Stock Market Crash: What Happened to the Dow Jones Monday and How It Affects You
Within minutes of Wall Street opening on Monday, the Dow Jones Industrial Average made its biggest intraday point swing in its nearly 120-year history, plummeting a record 1,089 points, or 6.6%. The last time such a major upset occurred was in October 2008, with a point swing of 1,018.77.
Such sudden declines were happening in markets around the world. In Europe, markets were down about 5% by Monday afternoon, while China's Shanghai Composite index dipped 8.5%, bringing the market down by 38% since its June high.
Here's what to know about Monday's stock market crash:
What happened: A lot of factors are at play, but the sharp drop could be attributed to the market correcting itself. Corrections occur when the market has been performing well for a long period of time. In this case, the U.S. stock market was on a six-year bull run.

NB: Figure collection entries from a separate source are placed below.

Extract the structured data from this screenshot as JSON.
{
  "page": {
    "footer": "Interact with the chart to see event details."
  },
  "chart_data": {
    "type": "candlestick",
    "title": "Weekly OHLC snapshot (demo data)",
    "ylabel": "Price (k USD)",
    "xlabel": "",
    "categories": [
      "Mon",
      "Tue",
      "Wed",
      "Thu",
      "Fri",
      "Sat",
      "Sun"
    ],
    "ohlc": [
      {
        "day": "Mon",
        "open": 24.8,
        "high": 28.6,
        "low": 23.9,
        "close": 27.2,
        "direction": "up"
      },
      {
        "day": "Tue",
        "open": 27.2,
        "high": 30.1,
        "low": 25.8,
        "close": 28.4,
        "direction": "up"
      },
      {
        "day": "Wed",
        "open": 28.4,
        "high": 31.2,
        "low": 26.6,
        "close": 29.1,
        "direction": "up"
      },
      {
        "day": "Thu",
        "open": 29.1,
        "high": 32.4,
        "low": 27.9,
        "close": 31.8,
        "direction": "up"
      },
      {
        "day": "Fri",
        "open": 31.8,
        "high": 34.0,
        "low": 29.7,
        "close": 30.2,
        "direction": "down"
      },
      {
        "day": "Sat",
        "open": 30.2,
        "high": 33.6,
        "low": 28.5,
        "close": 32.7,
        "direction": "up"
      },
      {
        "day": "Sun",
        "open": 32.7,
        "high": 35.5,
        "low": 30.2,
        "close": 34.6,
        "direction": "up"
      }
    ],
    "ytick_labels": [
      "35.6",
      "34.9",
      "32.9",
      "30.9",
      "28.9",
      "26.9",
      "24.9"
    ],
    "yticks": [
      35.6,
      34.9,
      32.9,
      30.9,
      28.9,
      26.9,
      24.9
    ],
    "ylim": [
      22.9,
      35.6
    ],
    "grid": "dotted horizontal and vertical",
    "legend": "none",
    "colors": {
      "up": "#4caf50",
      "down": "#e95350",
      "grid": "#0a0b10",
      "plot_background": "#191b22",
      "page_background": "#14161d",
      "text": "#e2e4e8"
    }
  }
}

"A correction is a decline or downward movement of a stock, or a bond, or a commodity or market index," CNBC's Mark Koba reports. "The amount of the decline is at least 10%, and a true correction exceeds that amount."
Koba writes that corrections happen when price declines halt upward trends: "Stocks, bonds, commodities and everything else traded on the markets never move in a straight line, either up or down. At some point, their value will change — for better or worse."
The last time such a correction occurred was in 2011.
Why it happened: When it comes to tracing the origins of Monday's stock market crash, all signs point to China.
It started when China's Shanghai Composite began to struggle this summer. The slump sparked concerns worldwide that the country's economy, the second-biggest economy in the world and the driver of decades of global economic growth, could be slowing much faster than was previously thought.
That prompted investors around the world to start selling off their Chinese shares. Australia, Hong Kong, Japan, South Korea, Taiwan and several major European markets posted big losses.
"China's shock move to devalue the yuan this month [fueled] fears of competitive devaluations in rival export-led economies and a slump in Chinese demand that could have ripple effects in other parts of the world," Citywire Money reports.
Which U.S. stocks were hit the hardest? In the U.S., Apple, Facebook and Netflix were poised to take big hits.
Both Apple and Facebook were down more than 4% each in premarket trading on Monday, CNN Money reported. Netflix was down more than 7%.
Oil dipped more than 4%, some of it trading as low as $38.65 per barrel, a new six-year low.
What does this mean for your stock prices: There's no doubt that what happens in China affects U.S. investors.
"Pockets of the U.S. stock market are exposed to China's troubles," Matt Egan of CNN Money writes. "That's because 40% of the revenue generated by S&P 500 companies comes from overseas."
However, most market experts weren't ready to hit the panic button over Monday's upset. "This is hardly the worst day ever for stocks," according to a wire report from CNN. "This pullback also comes after six years of stellar stock market gains."